Right from the moment I met her, I knew my best friend was a blessing. I needed someone in my life that was going to change my perspective and give me a different outlook. She did just that. Walking down the hallway with her one afternoon on our way to lunch, we passed a group of people that looked at her and laughed. My best friend looked right at them, kept a smile on her face and ignored it. After time and time again this same scenario played out exactly like the first, I finally understood. She doesn’t care what people think of her. After seeing how happy she is just being herself, I realized something that changed my life. I don’t need stylish outfits and perfect hair; I can be myself and be perfectly happy, just like my best friend. When I wake up in the morning, I no longer have to stress about the battle of finding a perfect outfit. I know that no matter what I wear my best friend will treat me just the same.

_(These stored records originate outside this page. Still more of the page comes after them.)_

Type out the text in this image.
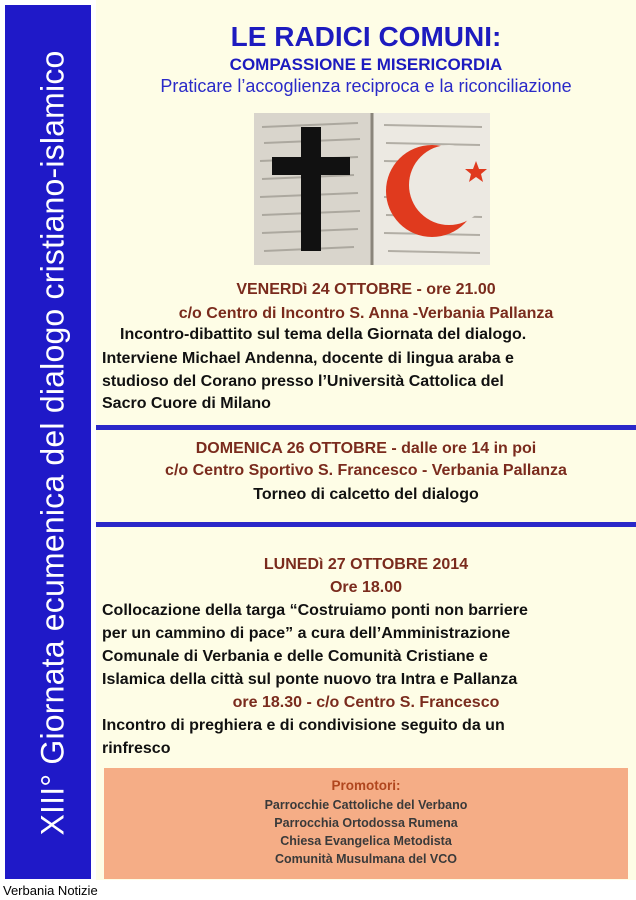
XIII° Giornata ecumenica del dialogo cristiano-islamico
LE RADICI COMUNI:
COMPASSIONE E MISERICORDIA
Praticare l’accoglienza reciproca e la riconciliazione
VENERDì 24 OTTOBRE - ore 21.00
c/o Centro di Incontro S. Anna -Verbania Pallanza
Incontro-dibattito sul tema della Giornata del dialogo.
Interviene Michael Andenna, docente di lingua araba e
studioso del Corano presso l’Università Cattolica del
Sacro Cuore di Milano
DOMENICA 26 OTTOBRE - dalle ore 14 in poi
c/o Centro Sportivo S. Francesco - Verbania Pallanza
Torneo di calcetto del dialogo
LUNEDì 27 OTTOBRE 2014
Ore 18.00
Collocazione della targa “Costruiamo ponti non barriere
per un cammino di pace” a cura dell’Amministrazione
Comunale di Verbania e delle Comunità Cristiane e
Islamica della città sul ponte nuovo tra Intra e Pallanza
ore 18.30 - c/o Centro S. Francesco
Incontro di preghiera e di condivisione seguito da un
rinfresco
Promotori:
Parrocchie Cattoliche del Verbano
Parrocchia Ortodossa Rumena
Chiesa Evangelica Metodista
Comunità Musulmana del VCO
Verbania Notizie
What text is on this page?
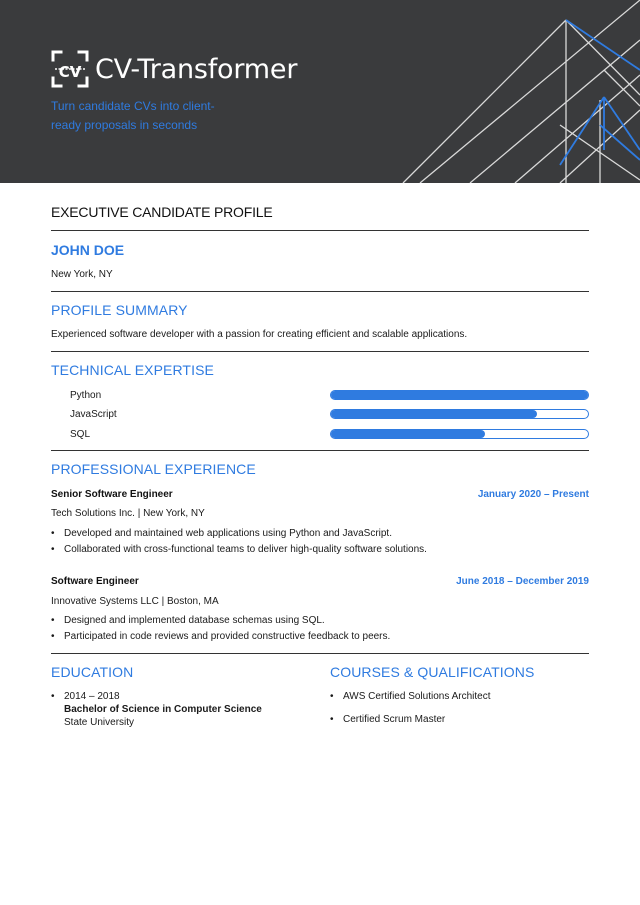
CV CV-Transformer
Turn candidate CVs into client-
ready proposals in seconds
EXECUTIVE CANDIDATE PROFILE
JOHN DOE
New York, NY
PROFILE SUMMARY
Experienced software developer with a passion for creating efficient and scalable applications.
TECHNICAL EXPERTISE
Python
JavaScript
SQL
PROFESSIONAL EXPERIENCE
Senior Software Engineer	January 2020 – Present
Tech Solutions Inc. | New York, NY
• Developed and maintained web applications using Python and JavaScript.
• Collaborated with cross-functional teams to deliver high-quality software solutions.
Software Engineer	June 2018 – December 2019
Innovative Systems LLC | Boston, MA
• Designed and implemented database schemas using SQL.
• Participated in code reviews and provided constructive feedback to peers.
EDUCATION
• 2014 – 2018
Bachelor of Science in Computer Science
State University
COURSES & QUALIFICATIONS
• AWS Certified Solutions Architect
• Certified Scrum Master
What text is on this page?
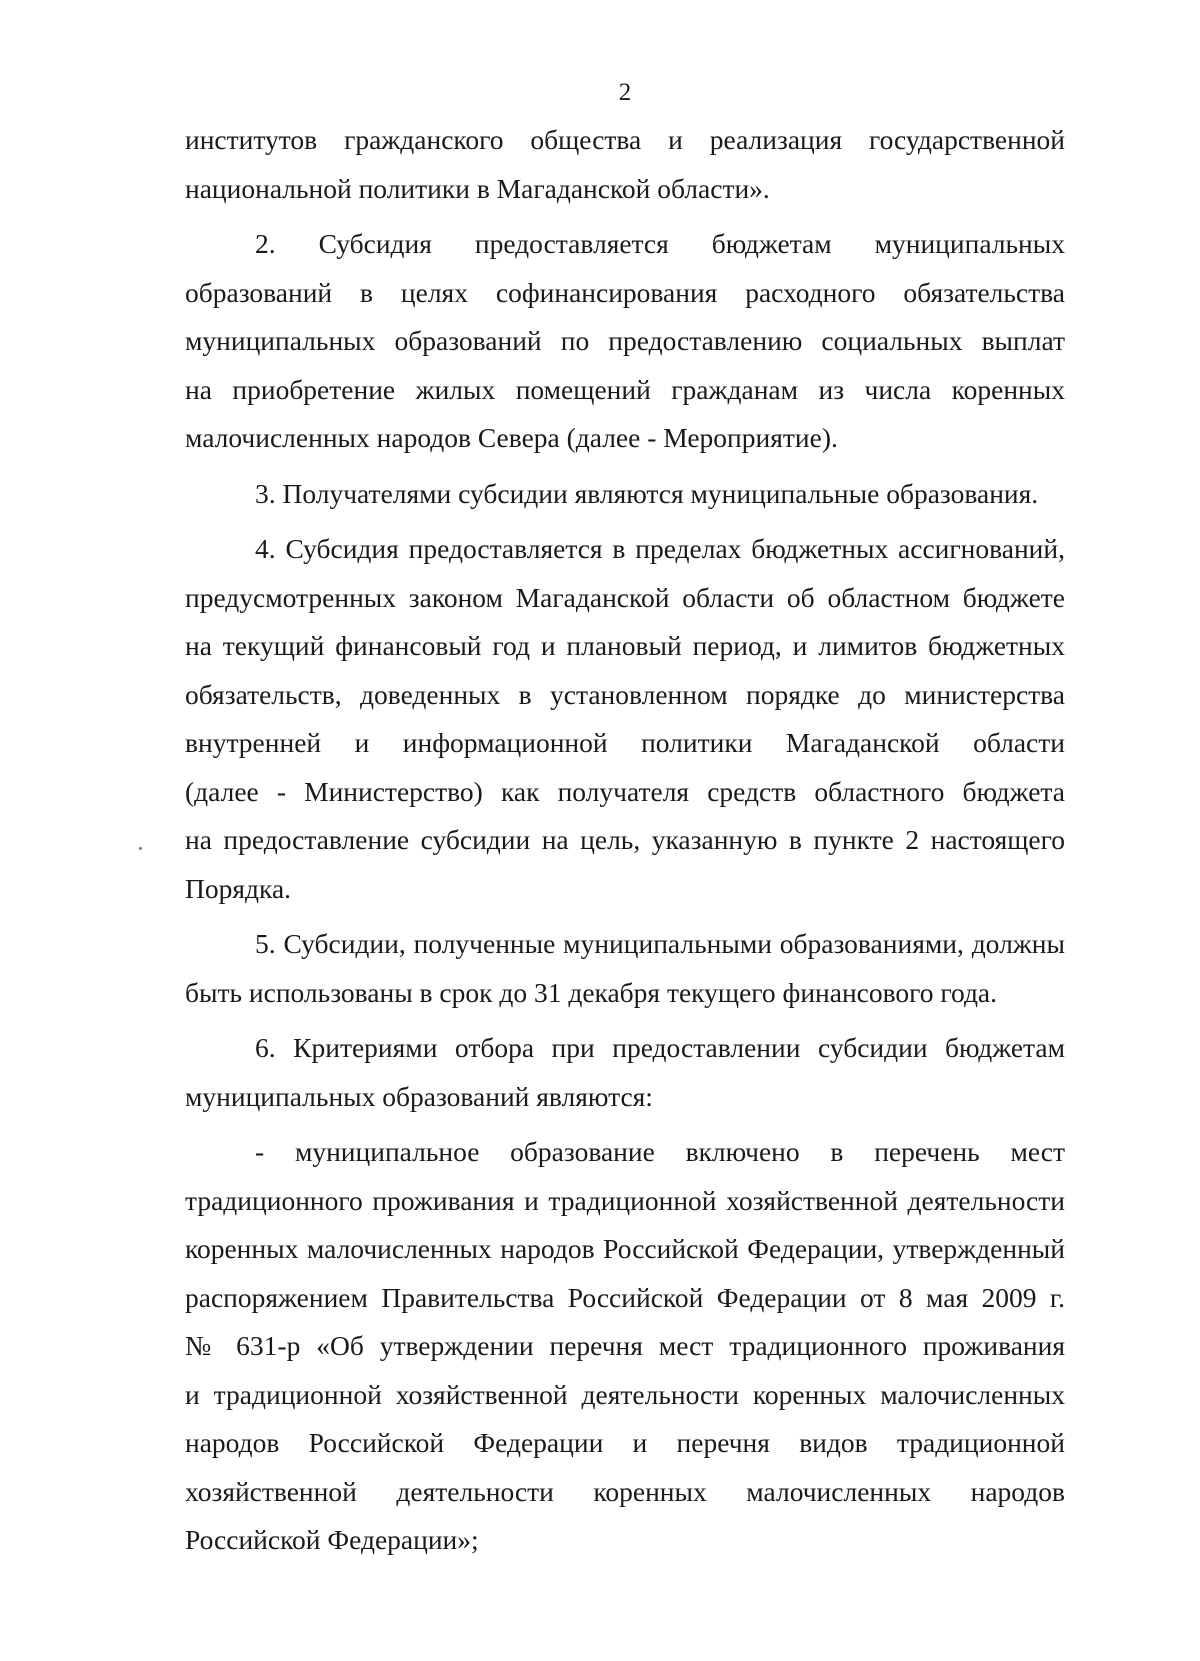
2
институтов гражданского общества и реализация государственной
национальной политики в Магаданской области».
2. Субсидия предоставляется бюджетам муниципальных
образований в целях софинансирования расходного обязательства
муниципальных образований по предоставлению социальных выплат
на приобретение жилых помещений гражданам из числа коренных
малочисленных народов Севера (далее - Мероприятие).
3. Получателями субсидии являются муниципальные образования.
4. Субсидия предоставляется в пределах бюджетных ассигнований,
предусмотренных законом Магаданской области об областном бюджете
на текущий финансовый год и плановый период, и лимитов бюджетных
обязательств, доведенных в установленном порядке до министерства
внутренней и информационной политики Магаданской области
(далее - Министерство) как получателя средств областного бюджета
на предоставление субсидии на цель, указанную в пункте 2 настоящего
Порядка.
5. Субсидии, полученные муниципальными образованиями, должны
быть использованы в срок до 31 декабря текущего финансового года.
6. Критериями отбора при предоставлении субсидии бюджетам
муниципальных образований являются:
- муниципальное образование включено в перечень мест
традиционного проживания и традиционной хозяйственной деятельности
коренных малочисленных народов Российской Федерации, утвержденный
распоряжением Правительства Российской Федерации от 8 мая 2009 г.
№ 631-р «Об утверждении перечня мест традиционного проживания
и традиционной хозяйственной деятельности коренных малочисленных
народов Российской Федерации и перечня видов традиционной
хозяйственной деятельности коренных малочисленных народов
Российской Федерации»;
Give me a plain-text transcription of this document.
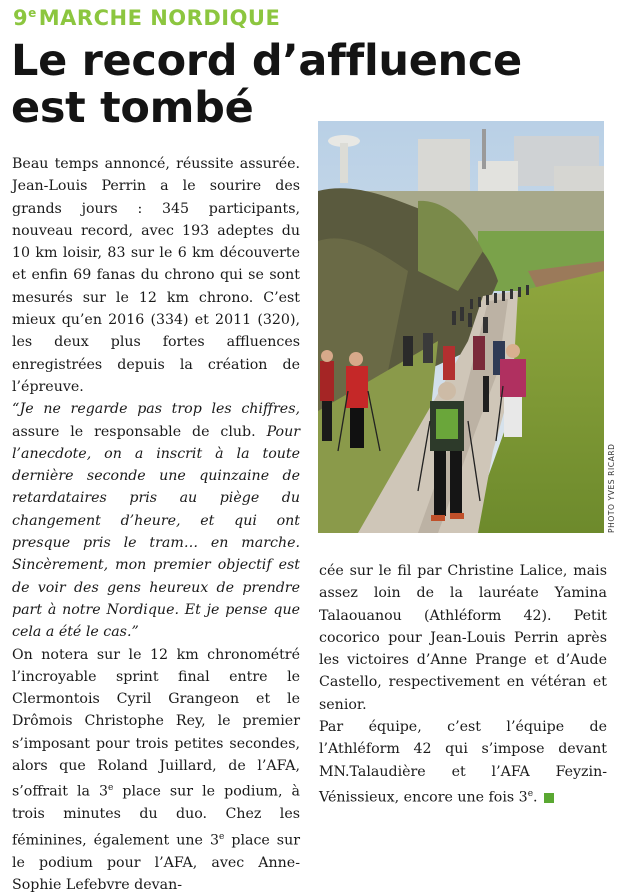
9eMARCHE NORDIQUE
Le record d’affluence
est tombé

Beau temps annoncé, réussite assurée. Jean-Louis Perrin a le sourire des grands jours : 345 participants, nouveau record, avec 193 adeptes du 10 km loisir, 83 sur le 6 km découverte et enfin 69 fanas du chrono qui se sont mesurés sur le 12 km chrono. C’est mieux qu’en 2016 (334) et 2011 (320), les deux plus fortes affluences enregistrées depuis la création de l’épreuve.

“Je ne regarde pas trop les chiffres, assure le responsable de club. Pour l’anecdote, on a inscrit à la toute dernière seconde une quinzaine de retardataires pris au piège du changement d’heure, et qui ont presque pris le tram… en marche. Sincèrement, mon premier objectif est de voir des gens heureux de prendre part à notre Nordique. Et je pense que cela a été le cas.”

On notera sur le 12 km chronométré l’incroyable sprint final entre le Clermontois Cyril Grangeon et le Drômois Christophe Rey, le premier s’imposant pour trois petites secondes, alors que Roland Juillard, de l’AFA, s’offrait la 3e place sur le podium, à trois minutes du duo. Chez les féminines, également une 3e place sur le podium pour l’AFA, avec Anne-Sophie Lefebvre devan-

PHOTO YVES RICARD

cée sur le fil par Christine Lalice, mais assez loin de la lauréate Yamina Talaouanou (Athléform 42). Petit cocorico pour Jean-Louis Perrin après les victoires d’Anne Prange et d’Aude Castello, respectivement en vétéran et senior.

Par équipe, c’est l’équipe de l’Athléform 42 qui s’impose devant MN.Talaudière et l’AFA Feyzin-Vénissieux, encore une fois 3e.
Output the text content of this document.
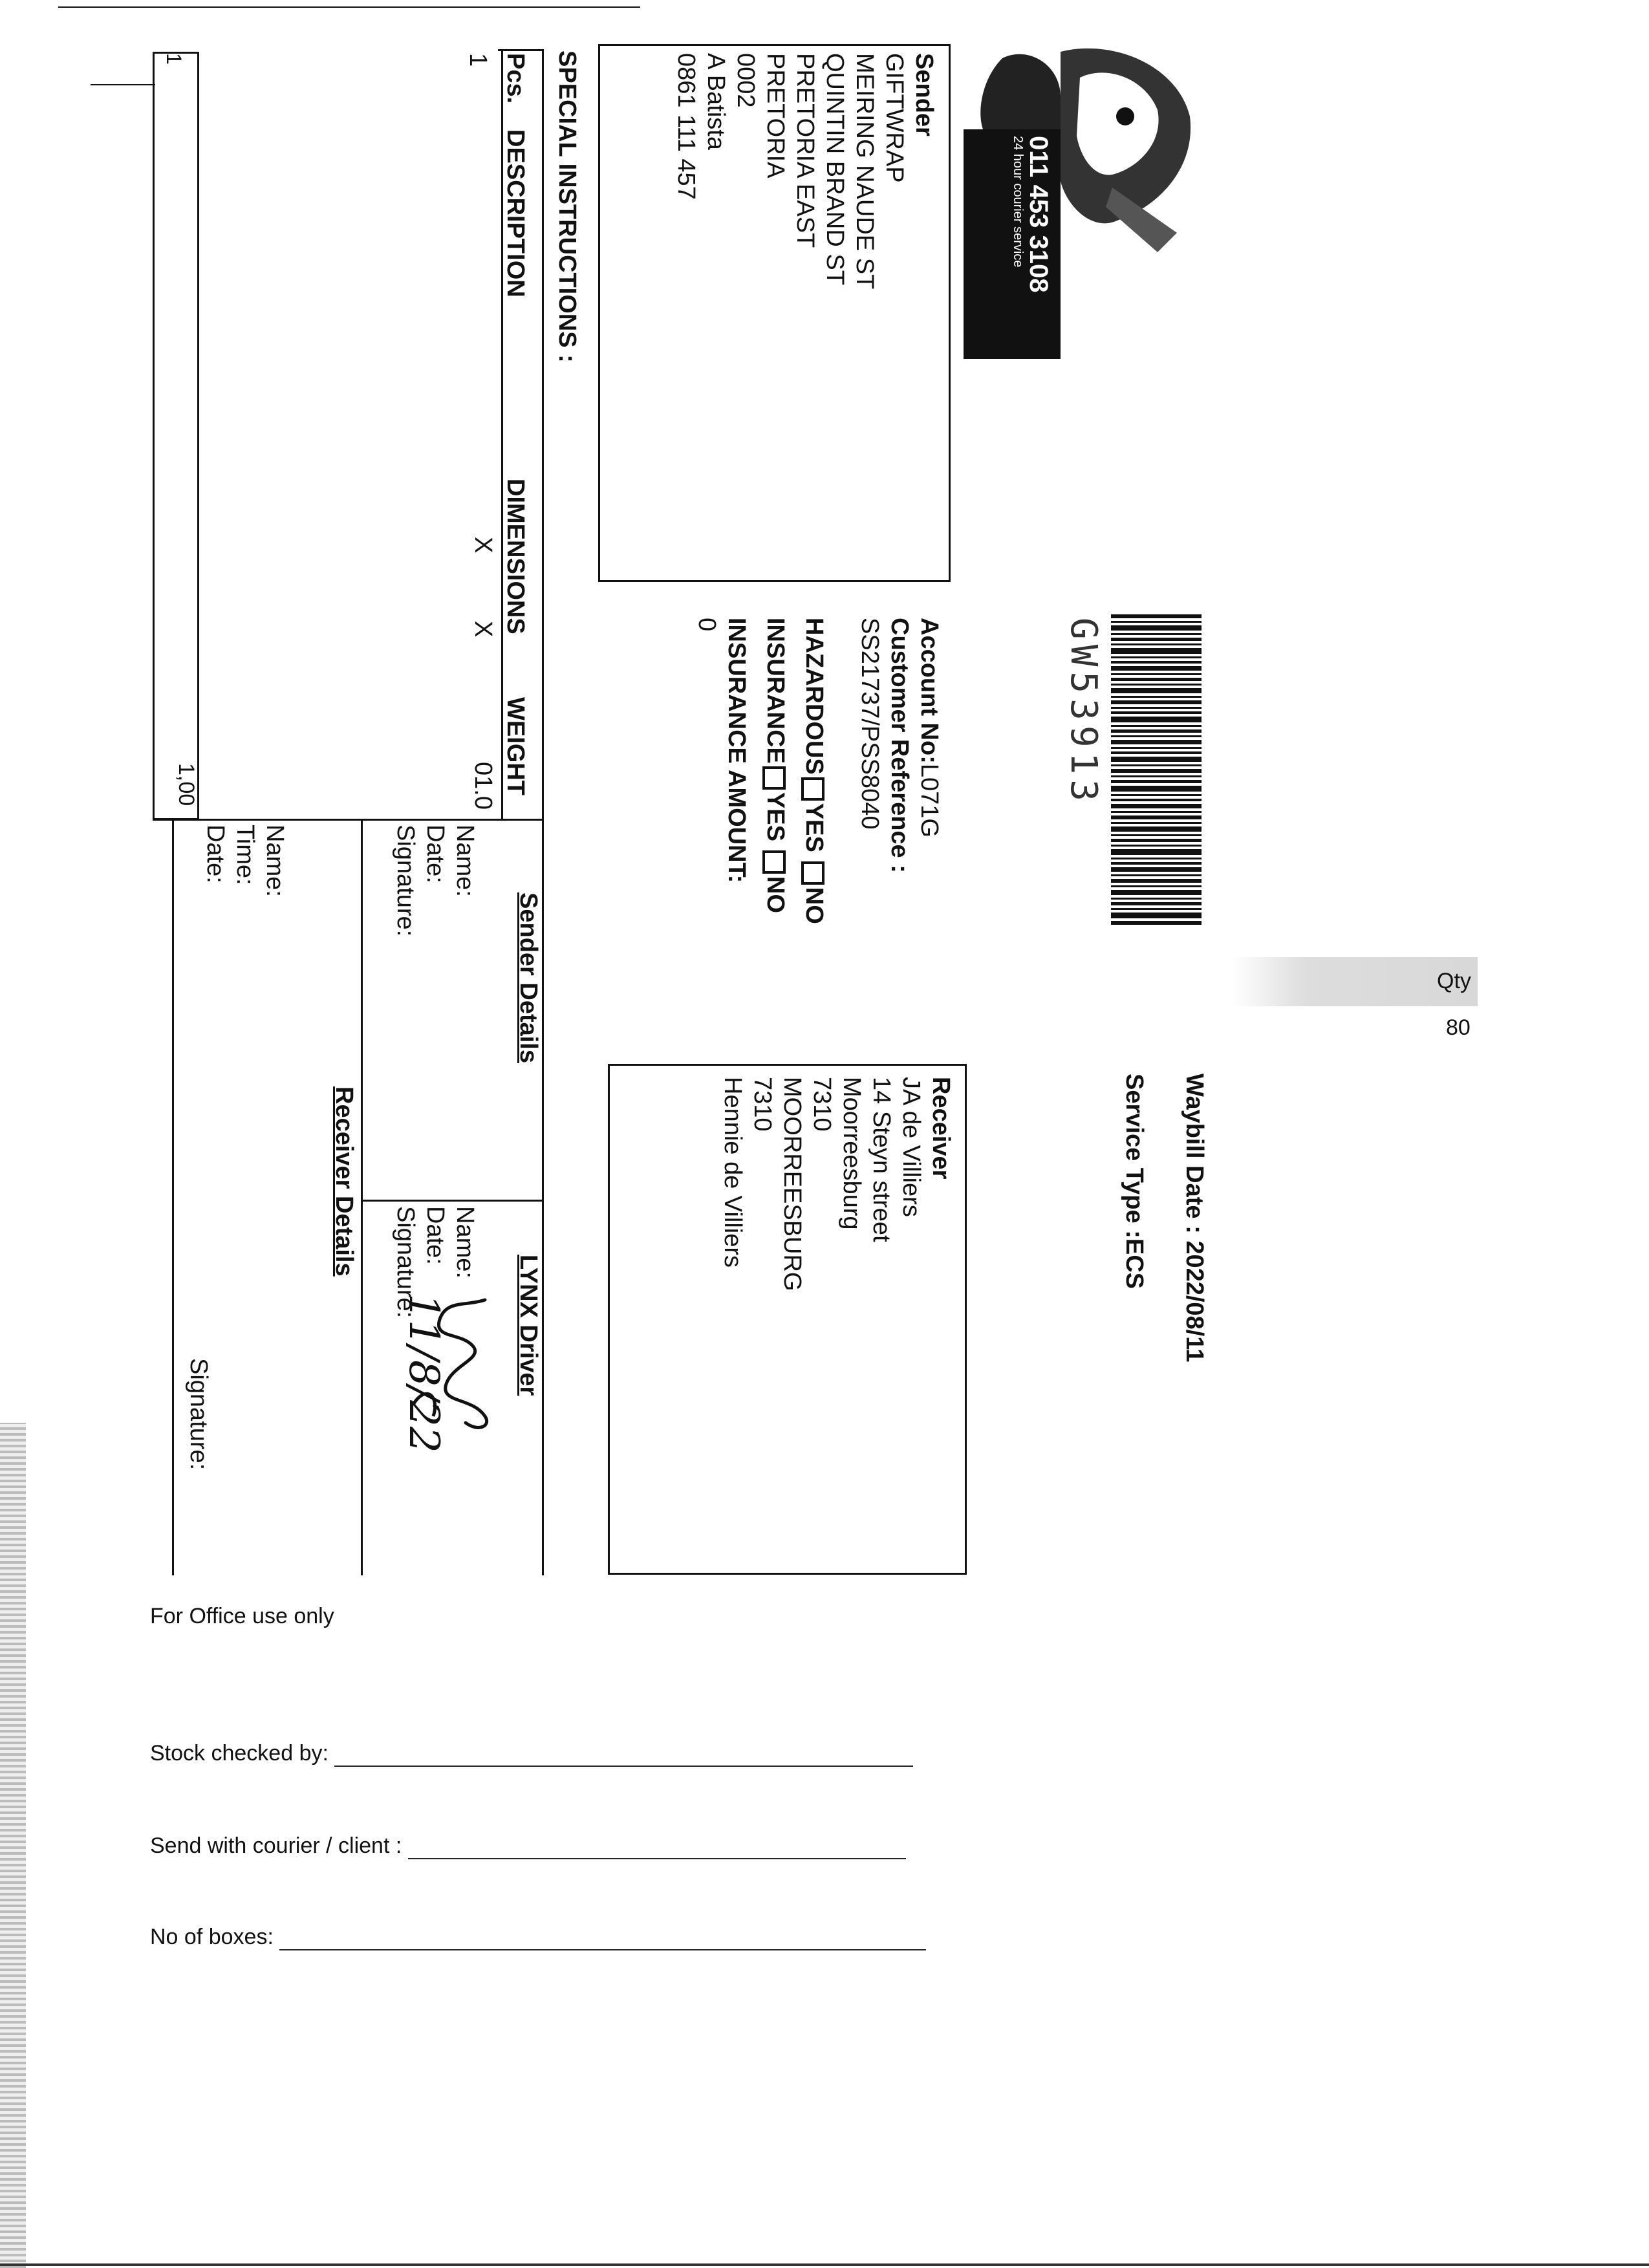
Qty
80
011 453 3108
24 hour courier service
GW53913
Waybill Date : 2022/08/11
Service Type :ECS
Sender
GIFTWRAP
MEIRING NAUDE ST
QUINTIN BRAND ST
PRETORIA EAST
PRETORIA
0002
A Batista
0861 111 457
Account No:L071G
Customer Reference :
SS21737/PSS8040
HAZARDOUSYESNO
INSURANCEYESNO
INSURANCE AMOUNT:
0
Receiver
JA de Villiers
14 Steyn street
Moorreesburg
7310
MOORREESBURG
7310
Hennie de Villiers
SPECIAL INSTRUCTIONS :
Pcs.
DESCRIPTION
DIMENSIONS
WEIGHT
1
X
X
01.0
1
1,00
Sender Details
Name:
Date:
Signature:
LYNX Driver
Name:
Date:
Signature:
11/8/22
Receiver Details
Name:
Time:
Date:
Signature:
For Office use only
Stock checked by:
Send with courier / client :
No of boxes:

After my best friend made me recognize that who I am is acceptable, I stopped worrying about what people thought of me. I’ve heard repeatedly from several different people, “you’re definitely not the normal teenager,” but what is normal? Getting drunk every weekend, having every other word out of my mouth be a cuss word, dating ten guys a month, and experimenting with drugs? Well than I am completely fine with being different, and my best friend taught me that.
After being able to put all the pointless high school drama aside, I have been able to have so much fun! Instead of worrying about getting a date to homecoming, I went with my best friend. We got ready together with a big group of friends, and then all went to the dance. We danced all night together and had such an amazing time. For once I could enjoy homecoming without worrying about what my date was thinking, and if my hair was staying in place.
My best friend has changed my life more than words can explain. She is my hero. I have gained a new perspective on life, and have learned that you just have to be yourself. Some people look at my best friend and think that she’s different, but she’s not… she’s just like you and me. The only difference between my best friend, Kathleen and me is that she has Down Syndrome, but that is what makes her my hero. As Steve Guttenburg once said “If you’re an underdog, mentally disabled, physically disabled, if you don’t fit in, if you’re not as pretty as the others, you can still be a hero” and Kathleen is mine.